Brasil investiga casos de intoxicação por metanol em bebidas alcoólicas
Autoridades brasileiras estão investigando se a contaminação de bebidas alcoólicas com metanol está relacionada a cinco mortes e 22 casos de intoxicação no Estado de São Paulo.
O governo de Pernambuco informou que apura três possíveis casos semelhantes.
Surtos parecidos ocorreram em outros países, frequentemente com muitos pacientes, altas taxas de fatalidade e sérias consequências para os contaminados.
Na Líbia, em 2013, mais de mil pessoas foram internadas por intoxicação por metanol, com 101 mortes. Em 2014, o Quênia registrou dois surtos com 467 casos e 126 mortes, uma taxa de fatalidade superior a 26%.
Outro surto no Quênia, em 2000, causou pelo menos 140 mortes e 400 internações, resultando em 20 cegueiras permanentes. Na Rússia, mais de 70 pessoas morreram em dezembro de 2016.
O médico norueguês Knut Erik Hovda, da organização Médicos Sem Fronteiras (MSF), que há mais de 20 anos estuda intoxicações por metanol, explicou que a principal ação das autoridades diante de casos emergentes é conscientizar a população.
“É fundamental informar as pessoas sobre os casos e alertar para que tenham cuidado com o que consomem, além de procurarem atendimento médico caso apresentem sintomas”, afirmou Hovda.
O metanol é conhecido como um “assassino silencioso” porque os sintomas demoram a surgir e os contaminados frequentemente não percebem o risco imediato.
“Os sintomas costumam aparecer um ou dois dias após a ingestão, tornando difícil associar o problema ao que foi consumido”, esclareceu o médico.
Além disso, esses sintomas são comuns a várias outras doenças, dificultando o diagnóstico sem exames laboratoriais.
Os sintomas iniciais incluem desconforto gástrico, dor de estômago e no peito, hiperventilação e dificuldade para respirar.

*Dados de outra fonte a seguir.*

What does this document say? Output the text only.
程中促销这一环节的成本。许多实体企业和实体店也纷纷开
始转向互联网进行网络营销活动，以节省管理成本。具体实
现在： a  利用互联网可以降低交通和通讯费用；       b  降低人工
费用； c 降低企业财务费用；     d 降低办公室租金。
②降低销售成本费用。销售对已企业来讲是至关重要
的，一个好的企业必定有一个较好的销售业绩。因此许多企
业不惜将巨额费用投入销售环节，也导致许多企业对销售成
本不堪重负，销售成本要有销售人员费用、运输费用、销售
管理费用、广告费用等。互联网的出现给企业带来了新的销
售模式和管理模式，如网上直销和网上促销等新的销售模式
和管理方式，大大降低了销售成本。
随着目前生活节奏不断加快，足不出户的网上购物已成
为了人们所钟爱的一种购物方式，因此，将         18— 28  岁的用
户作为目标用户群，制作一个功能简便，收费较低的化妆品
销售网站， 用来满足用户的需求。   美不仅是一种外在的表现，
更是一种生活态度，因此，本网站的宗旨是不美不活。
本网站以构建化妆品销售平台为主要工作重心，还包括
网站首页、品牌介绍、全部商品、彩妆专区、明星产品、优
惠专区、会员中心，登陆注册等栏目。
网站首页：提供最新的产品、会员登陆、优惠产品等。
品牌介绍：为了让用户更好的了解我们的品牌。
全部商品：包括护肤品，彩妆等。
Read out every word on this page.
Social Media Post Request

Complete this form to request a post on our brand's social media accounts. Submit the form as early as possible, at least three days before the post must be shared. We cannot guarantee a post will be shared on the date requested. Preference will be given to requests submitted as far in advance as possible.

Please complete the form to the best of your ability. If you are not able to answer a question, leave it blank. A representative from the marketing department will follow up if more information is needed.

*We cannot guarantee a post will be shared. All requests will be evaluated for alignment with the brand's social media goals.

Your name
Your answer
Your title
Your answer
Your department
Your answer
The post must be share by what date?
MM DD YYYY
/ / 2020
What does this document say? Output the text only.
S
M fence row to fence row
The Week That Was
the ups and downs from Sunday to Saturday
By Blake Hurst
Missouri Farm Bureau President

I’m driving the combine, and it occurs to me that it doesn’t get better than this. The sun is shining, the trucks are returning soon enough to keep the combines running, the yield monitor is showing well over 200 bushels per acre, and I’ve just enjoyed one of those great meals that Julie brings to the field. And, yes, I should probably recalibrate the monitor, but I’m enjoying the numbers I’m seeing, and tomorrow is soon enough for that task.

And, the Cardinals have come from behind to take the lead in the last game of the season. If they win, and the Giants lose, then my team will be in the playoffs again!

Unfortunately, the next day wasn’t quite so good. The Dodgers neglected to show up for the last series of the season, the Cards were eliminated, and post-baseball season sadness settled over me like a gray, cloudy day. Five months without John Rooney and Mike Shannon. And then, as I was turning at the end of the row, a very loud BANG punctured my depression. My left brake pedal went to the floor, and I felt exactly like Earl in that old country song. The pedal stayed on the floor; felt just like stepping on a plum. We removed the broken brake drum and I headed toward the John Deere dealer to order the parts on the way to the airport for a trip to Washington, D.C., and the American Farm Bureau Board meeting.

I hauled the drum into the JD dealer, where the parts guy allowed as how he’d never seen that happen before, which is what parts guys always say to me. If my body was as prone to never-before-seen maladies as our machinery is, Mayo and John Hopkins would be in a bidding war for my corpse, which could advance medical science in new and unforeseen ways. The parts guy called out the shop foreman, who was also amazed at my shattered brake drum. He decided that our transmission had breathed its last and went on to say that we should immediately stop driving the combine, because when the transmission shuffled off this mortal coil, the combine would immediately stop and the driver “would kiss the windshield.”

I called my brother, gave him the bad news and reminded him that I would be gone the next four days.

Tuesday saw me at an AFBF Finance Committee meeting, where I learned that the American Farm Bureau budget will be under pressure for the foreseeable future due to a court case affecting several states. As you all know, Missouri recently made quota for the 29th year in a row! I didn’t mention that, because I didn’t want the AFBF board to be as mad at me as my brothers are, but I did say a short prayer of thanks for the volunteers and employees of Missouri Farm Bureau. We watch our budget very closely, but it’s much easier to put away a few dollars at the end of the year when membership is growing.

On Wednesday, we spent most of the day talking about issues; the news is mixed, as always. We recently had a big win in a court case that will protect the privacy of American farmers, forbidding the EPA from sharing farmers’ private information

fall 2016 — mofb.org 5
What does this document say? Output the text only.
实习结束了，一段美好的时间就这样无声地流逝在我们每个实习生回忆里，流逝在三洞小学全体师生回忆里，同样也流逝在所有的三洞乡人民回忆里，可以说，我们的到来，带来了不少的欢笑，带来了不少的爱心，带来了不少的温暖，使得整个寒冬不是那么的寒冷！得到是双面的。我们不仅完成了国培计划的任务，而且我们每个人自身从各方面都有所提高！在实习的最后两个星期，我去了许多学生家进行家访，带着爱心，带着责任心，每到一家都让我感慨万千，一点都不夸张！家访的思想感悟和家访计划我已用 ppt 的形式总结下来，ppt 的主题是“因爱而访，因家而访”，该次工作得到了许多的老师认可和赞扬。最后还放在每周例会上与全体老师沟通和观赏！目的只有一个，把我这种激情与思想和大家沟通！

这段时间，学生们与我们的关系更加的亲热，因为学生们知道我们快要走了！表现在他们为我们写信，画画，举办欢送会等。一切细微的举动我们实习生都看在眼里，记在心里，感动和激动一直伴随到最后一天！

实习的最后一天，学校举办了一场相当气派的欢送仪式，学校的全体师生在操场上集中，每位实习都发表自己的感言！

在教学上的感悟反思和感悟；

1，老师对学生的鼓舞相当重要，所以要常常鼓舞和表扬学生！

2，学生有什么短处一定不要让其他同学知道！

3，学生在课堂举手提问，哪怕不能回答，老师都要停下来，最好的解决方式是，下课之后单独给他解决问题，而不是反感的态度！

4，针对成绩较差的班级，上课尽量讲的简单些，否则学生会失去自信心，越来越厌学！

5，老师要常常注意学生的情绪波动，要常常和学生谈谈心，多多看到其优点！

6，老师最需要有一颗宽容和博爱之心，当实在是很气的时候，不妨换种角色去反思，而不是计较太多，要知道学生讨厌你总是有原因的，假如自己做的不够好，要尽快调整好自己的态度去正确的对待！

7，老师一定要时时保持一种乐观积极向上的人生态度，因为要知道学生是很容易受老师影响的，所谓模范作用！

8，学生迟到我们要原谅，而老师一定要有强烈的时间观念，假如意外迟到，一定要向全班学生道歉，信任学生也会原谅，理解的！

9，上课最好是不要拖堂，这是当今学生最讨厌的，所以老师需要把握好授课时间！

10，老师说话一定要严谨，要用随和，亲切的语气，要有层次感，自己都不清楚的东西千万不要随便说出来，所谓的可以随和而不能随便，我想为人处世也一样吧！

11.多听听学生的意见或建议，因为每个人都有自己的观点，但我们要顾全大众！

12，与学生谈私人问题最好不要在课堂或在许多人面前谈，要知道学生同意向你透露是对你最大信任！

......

Também podem surgir sintomas parecidos com uma ressaca muito intensa, iniciando mais de 12 horas após beber.
Com o avanço da intoxicação, ocorrem distúrbios visuais que vão da visão turva à cegueira completa.
O diagnóstico definitivo só é possível em hospitais com exames específicos, por isso a recomendação é buscar atendimento médico imediatamente ao notar sintomas suspeitos.
Em resposta a essa gravidade, a Médicos Sem Fronteiras elaborou protocolos internacionais e produz vídeos educativos para orientar populações e profissionais de saúde em regiões afetadas.
Hovda ressaltou que a maioria dos pacientes pode se recuperar se iniciar o tratamento nas primeiras 24 horas após o início dos sintomas, com muitos ainda sendo salvos entre 48 e 72 horas.
O tratamento pode incluir a administração controlada de álcool, que atua como antídoto, impedindo a metabolização do metanol em ácido fórmico, a substância nociva.
Para isso, mantém-se níveis constantes de álcool no sangue enquanto o metanol é eliminado por outras vias, geralmente acompanhado de hemodiálise para filtrar o sangue.
Em ambientes com recursos limitados, pode-se usar qualquer tipo de álcool disponível, inclusive cerveja, vinho ou álcool para limpeza, e esse tratamento pode durar até sete dias.
Existe outro antídoto chamado fomepizol, considerado mais eficaz e com menos efeitos colaterais, porém custa cerca de 1 mil euros por dose e não está registrado no Brasil.
O ministro da Saúde brasileiro anunciou estudo para criar reserva estratégica do fomepizol diante da falta de interesse da indústria farmacêutica em produzi-lo.
No país, cerca de 30 centros de referência utilizam etanol farmacêutico no tratamento da intoxicação.
As investigações não identificaram ainda a origem do metanol nas bebidas contaminadas, considerando contaminação na embalagem ou adulteração deliberada para redução de custos.
Hovda destacou que, na maior parte dos surtos estudados, o problema está ligado a bebidas adulteradas com metanol.
O uso do metanol se expandiu globalmente, inclusive como combustível para pequenas embarcações, o que abateu seus custos e facilitou seu uso ilícito para adulterar bebidas alcoólicas.
O metanol é difícil de detectar, pois se mistura ao álcool etílico sem alterar cor, cheiro ou sabor, ao contrário da água e de outros diluentes que se separam e podem ser percebidos.
No Brasil, o uso do metanol é regulado rigorosamente com registro obrigatório para movimentação e armazenamento devido à toxicidade, risco de adulteração e perigos para a saúde e segurança pública, conforme a Agência Nacional do Petróleo.